Nel contesto milanese, questa distanza assume un significato particolare. Tra famiglie in partenza per qualche giorno, studenti che approfittano dell’estate per recuperare tempo libero e professionisti che sperimentano nuovi strumenti per velocizzare il lavoro, l’AI è ormai entrata in molti gesti quotidiani. Ma proprio perché è diventata così accessibile, cresce anche la domanda su quanto sia davvero utile e quanto, invece, sia solo una scorciatoia elegante.
Per chi si occupa di tecnologia, il punto non è convincere tutti che l’AI sia “cool”. Forse la questione è un’altra: capire perché una parte dei più giovani la guardi con sospetto, invece di liquidare la loro reazione come resistenza al cambiamento.

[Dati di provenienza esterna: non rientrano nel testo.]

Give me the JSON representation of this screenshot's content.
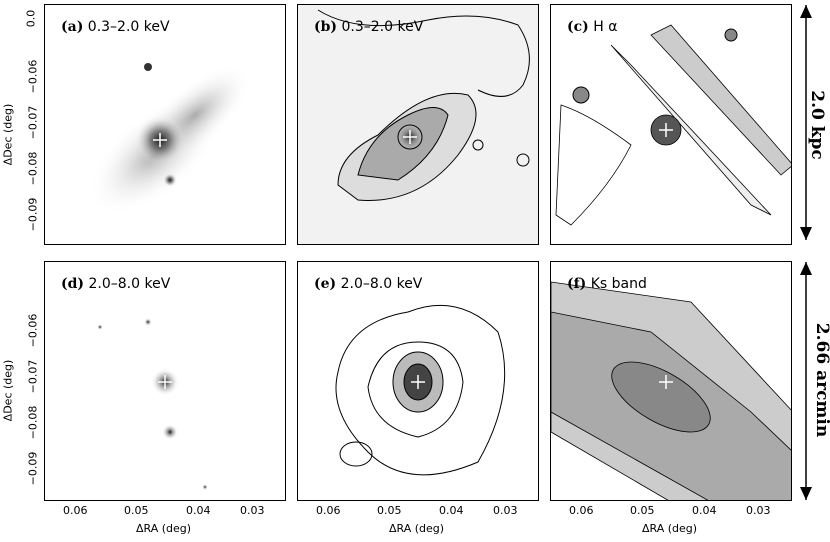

In fondo, molti ragazzi applicano alla tecnologia lo stesso filtro critico che usano verso il mondo adulto: se qualcosa sembra troppo perfetto, troppo rapido o troppo invadente, viene messo sotto esame.
Questo spiega anche perché, nelle conversazioni di famiglia o a scuola, l’intelligenza artificiale non genera soltanto entusiasmo. Accanto alla curiosità per i nuovi strumenti, c’è un bisogno crescente di controllo, trasparenza e spiegazioni semplici. I ragazzi non rifiutano il futuro: vogliono solo capire se il futuro li sta aiutando davvero o se sta cercando di somigliare troppo a una persona.
Ed è qui che la tecnologia incontra il suo test più importante. Non basta essere veloce, potente o brillante. Per diventare davvero parte della vita quotidiana, deve anche ispirare fiducia. E per una generazione che ha imparato a riconoscere il confine tra reale e simulato, l’AI dovrà guadagnarsi quel rispetto un clic alla volta.